Traducción y caos son las palabras clave. Porque si ya cuesta imaginar qué laberinto puede tener dentro de la cabeza el ser humano que mata o atormenta a un niño, sólo la esperanza de un caos mental y de un inhabitable desbarajuste de las emociones permite, me permite, acercarme de palabra y de pensamiento a la traducción que de sus hijos hizo Francisca González antes de estrangularlos. A ese desplazamiento del sentido de absolutamente todos los nombres y adjetivos y verbos que había, seguro, empleado hasta ese momento para criarlos, quererlos, ampararlos. Sólo el consuelo de una ofuscación colosal me permite enfocar esa traducción al horror. Del deseo de protección al de destrucción, del deber al delito; de la claridad y la lucidez del afecto a su más tenebrosa negación.

Tal vez no sepamos nunca qué originó la ofuscación y el caos. Y yo no voy a aventurar aquí ni justificaciones ni coartadas. Pero el impacto que ese crimen ha tenido en nuestra sociedad, su radical excepcionalidad -lo que explica un tratamiento mediático sin precedentes en un caso de violencia doméstica-, su desafío a las convenciones familiares, merece, me merece, estas reflexiones.

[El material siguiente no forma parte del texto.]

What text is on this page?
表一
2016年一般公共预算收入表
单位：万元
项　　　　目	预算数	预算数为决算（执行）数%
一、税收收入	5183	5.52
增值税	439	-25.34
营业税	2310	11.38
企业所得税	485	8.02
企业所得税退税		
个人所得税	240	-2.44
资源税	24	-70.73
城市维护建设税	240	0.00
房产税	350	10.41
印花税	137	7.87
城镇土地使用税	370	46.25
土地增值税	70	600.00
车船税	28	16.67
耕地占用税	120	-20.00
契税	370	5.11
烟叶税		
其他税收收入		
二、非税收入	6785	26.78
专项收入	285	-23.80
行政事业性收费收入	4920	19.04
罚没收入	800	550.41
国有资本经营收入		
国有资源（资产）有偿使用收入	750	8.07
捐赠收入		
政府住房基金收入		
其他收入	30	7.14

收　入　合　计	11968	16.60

Primera, que ese impacto no se debe tanto a la muerte de esos dos niños como al hecho de que sea su propia madre la asesina. Que la magnitud del espanto social tiene, entre otros ingredientes, también el del sexismo. Porque en nuestra cultura los crímenes y abusos cometidos por hombres sobre sus propios hijos e hijas -casi siempre son ellas las víctimas- no se reciben ni se tratan igual. Y esa diferencia, ese matiz que obstinadamente nuestra sociedad se niega a traducir, a definir, a explicitar alto y claro, alimenta, a mi juicio, el submundo omnipresente del terrorismo doméstico; o por lo menos, en nada contribuye a erradicarlo.

La segunda reflexión es en realidad una exigencia. Llama la atención el tratamiento que la prensa ha dado a este caso: titulares y espacios multiplicados; tonos y condenas insistidos; longevidad. Esa debería ser la tónica siempre, frente a las decenas de mujeres asesinadas, a los cientos de miles de maltratos, a los abusos sexuales a menores, de los que son culpables, en la inmensa mayoría de los casos, varones del entorno familiar, 'los propios padres', por reproducir el estilo con que se ha difundido el crimen de Francisca González.

La tercera reflexión tiene que ver con ella. Con la compasión que por ella siento en este momento. No sé lo que dirán los jueces que van a juzgarla. Pero pienso que cualquier pena de cárcel no será nunca nada comparada con todo lo demás. Que hay actos que son sin olvido, y éste es seguramente uno de ellos. 'Y ya habite -escribió Apolonio de Rodas- en el reino de las sombras, ya lo haga en el de la luz del sol, guarda siempre el recuerdo de lo que ha visto'. De lo que ha hecho.